Songs like 'Up To You', 'Has Anybody Seen Her' and 'Telegram', all taken from their current 'Debt And Departure' album, spark and spit like damp logs on a fire. And at the centre of it all, Shouse, with his laconic chat and dead-eyed lyrical precision, stands stock still while it all rages around him. It's hardly the ideal introduction to the Super Furries, but as the Souls' set grinds ever onwards, the impatience of some of the crowd means that when Gruff and co finally do hit the stage, they're met with near hysterical screaming.
This immediately takes them by surprise: a) because they're starting with the esoteric techno of 'Wherever I Lay My Phone (That's My Home)', a song that approximately seven people in America have ever heard, and b) by this time it's 12.30am and, having smoked themselves blue earlier in the evening, any high-pitched noise not made by the band themselves is bound to cause confusion.
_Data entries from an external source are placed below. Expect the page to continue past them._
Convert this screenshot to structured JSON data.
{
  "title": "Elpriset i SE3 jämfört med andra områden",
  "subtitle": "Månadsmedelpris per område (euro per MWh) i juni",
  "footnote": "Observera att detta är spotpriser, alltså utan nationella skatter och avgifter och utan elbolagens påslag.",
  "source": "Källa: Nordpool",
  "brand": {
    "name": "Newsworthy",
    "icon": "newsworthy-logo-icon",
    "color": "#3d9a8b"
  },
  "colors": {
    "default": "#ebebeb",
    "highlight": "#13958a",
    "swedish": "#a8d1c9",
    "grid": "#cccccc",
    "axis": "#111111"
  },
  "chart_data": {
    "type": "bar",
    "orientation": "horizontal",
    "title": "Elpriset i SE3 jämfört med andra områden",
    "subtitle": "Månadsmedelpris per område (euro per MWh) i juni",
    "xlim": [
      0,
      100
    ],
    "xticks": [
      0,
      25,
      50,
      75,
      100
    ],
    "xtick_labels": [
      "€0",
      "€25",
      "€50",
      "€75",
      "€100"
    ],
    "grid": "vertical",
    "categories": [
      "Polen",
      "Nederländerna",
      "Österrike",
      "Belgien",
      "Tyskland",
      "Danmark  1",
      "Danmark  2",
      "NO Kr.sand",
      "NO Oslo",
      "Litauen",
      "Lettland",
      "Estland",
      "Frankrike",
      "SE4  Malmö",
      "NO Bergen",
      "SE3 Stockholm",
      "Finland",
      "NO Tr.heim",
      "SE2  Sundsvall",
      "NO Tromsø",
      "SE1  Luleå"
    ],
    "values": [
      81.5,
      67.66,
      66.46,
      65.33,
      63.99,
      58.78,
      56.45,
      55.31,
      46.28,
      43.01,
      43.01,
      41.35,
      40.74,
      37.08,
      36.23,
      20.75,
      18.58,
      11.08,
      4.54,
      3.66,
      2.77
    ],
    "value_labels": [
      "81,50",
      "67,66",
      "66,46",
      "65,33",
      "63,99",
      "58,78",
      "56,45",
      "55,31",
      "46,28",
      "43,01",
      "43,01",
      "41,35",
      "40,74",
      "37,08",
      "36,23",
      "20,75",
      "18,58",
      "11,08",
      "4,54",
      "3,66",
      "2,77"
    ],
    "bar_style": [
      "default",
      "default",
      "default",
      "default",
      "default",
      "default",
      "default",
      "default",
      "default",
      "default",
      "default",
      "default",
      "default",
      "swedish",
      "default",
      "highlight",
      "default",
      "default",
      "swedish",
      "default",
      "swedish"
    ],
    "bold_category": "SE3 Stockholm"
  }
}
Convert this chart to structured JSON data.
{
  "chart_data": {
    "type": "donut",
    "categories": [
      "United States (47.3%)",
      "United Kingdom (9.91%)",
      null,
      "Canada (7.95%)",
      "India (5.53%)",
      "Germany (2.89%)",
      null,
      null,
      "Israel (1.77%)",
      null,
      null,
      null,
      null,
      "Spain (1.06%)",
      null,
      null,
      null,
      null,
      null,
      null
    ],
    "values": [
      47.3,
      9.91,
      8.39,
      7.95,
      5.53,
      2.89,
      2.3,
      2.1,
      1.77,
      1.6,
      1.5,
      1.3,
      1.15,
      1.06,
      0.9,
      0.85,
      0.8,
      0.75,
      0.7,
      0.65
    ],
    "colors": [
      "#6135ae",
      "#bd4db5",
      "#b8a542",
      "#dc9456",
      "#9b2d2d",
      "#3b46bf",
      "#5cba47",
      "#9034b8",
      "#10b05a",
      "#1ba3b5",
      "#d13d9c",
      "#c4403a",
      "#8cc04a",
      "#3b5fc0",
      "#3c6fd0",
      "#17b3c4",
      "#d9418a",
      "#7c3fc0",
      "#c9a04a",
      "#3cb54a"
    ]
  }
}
Still, such a reception visibly relaxes them, and what follows is one of the best gigs they've played this year.
Joined by a horn section hired that morning - consisting of one very small woman in glasses and one very tall man in sunglasses, both in nun's costumes - they proceed to stretch, bend and elongate the songs from 'Guerrilla' until they're barely recognisable. 'Night Vision' is a ragged psychedelic cough featuring Gruff staring intently at his knees, 'Northern Lites' is as golden and symphonic as it is on record and when they finally arrive at 'The Man Don't Give A Fuck', they're determined to make it last longer than any song has ever lasted before.
Twenty minutes later, the venue is all but deserted, but the tapes are still spewing out looped vocals and keyboard static. The Furries, meanwhile, are getting on a bus and heading south to Washington. They might not have broken the US yet, but they're fast letting it know how it sounds to be cracked.